久遠の絆

「ん、ああ、そうだな。君はそこに座るといい」


蘭はシャルティに示された、座り心地の良さそうな布張りの椅子に腰掛けた。


シャルティはそこが彼の定位置でもあるのか、安楽椅子にゆったりと座っている。


他の二人が落ち着くのを見て、イーファンはお茶の入ったカップを差し出した。


「心を落ち着かせる作用のあるお茶です」


「ありがとうございます」


「俺、これ、苦手なんだよな……」


「シャルティは文句を言わない」


「飲まなきゃだめか?」


「出された物はきちんと片付ける。
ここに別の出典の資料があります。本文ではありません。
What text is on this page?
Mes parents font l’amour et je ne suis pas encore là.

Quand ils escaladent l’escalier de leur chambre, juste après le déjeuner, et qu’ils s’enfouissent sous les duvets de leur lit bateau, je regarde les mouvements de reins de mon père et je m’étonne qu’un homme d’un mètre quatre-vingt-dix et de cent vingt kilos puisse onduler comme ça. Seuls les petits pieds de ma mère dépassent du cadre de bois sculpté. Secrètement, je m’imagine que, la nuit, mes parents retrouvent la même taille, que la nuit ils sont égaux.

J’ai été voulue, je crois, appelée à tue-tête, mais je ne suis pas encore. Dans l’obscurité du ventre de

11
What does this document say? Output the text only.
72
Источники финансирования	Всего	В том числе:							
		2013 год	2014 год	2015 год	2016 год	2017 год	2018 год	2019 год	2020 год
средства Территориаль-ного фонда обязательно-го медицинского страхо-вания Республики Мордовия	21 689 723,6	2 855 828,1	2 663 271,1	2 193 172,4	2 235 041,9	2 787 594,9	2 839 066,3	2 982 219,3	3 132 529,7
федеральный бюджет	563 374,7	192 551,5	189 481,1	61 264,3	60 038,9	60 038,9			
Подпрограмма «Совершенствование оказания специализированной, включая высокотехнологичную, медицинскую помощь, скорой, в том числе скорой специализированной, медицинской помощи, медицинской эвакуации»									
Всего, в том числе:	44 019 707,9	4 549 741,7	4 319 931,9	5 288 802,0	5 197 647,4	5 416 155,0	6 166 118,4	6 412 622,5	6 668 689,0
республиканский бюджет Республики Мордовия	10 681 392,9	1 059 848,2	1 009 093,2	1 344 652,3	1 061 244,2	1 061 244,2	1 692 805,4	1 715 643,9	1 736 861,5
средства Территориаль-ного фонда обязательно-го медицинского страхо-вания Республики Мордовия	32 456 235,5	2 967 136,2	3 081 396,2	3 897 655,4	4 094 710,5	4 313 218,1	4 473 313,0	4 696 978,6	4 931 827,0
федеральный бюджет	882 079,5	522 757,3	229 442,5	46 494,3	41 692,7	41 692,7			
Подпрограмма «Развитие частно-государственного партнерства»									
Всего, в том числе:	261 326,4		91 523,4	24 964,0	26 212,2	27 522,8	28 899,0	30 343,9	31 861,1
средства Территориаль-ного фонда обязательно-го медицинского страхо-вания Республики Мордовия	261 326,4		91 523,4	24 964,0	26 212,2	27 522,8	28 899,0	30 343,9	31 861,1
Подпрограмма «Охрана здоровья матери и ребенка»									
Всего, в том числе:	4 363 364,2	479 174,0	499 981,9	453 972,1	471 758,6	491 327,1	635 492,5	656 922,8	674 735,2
そう、教わりませんでしたか?」


「コーヒーが良かったな」

という、シャルティの望みは無視されたらしい。


イーファンは蘭に微笑み掛けながら、

「体が辛くなったら仰って下さいね」

と、すでにお茶の話題からは離れたようだった。


「はい。ありがとうございます」


「シャルティ。もう、ぶちぶち言わない」


「へいへい」


軽口を言い合う二人の間には、こちらまで楽しくなるような温かな空気が流れている。


まだ少しの時間しか経っていないけれど、蘭はそれを感じ取り、羨ましくなった。


(わたしには、そんな友達、いないもの……)


つい、ひねた気持ちになってしまう。


気分も上がったり下がったりだ。


前向きになった気持ちも、次の瞬間には一歩後退。


その繰り返しだった。


蘭は自分の心を、いまだ制御しきれていない。


もしかしたら、このままずっと、不安定なままなのかもしれないと思うこともあった。


イーファンの出してくれたお茶を、また一口飲んだ。


その時だけは、ふっと心が軽くなるような気がするのだった。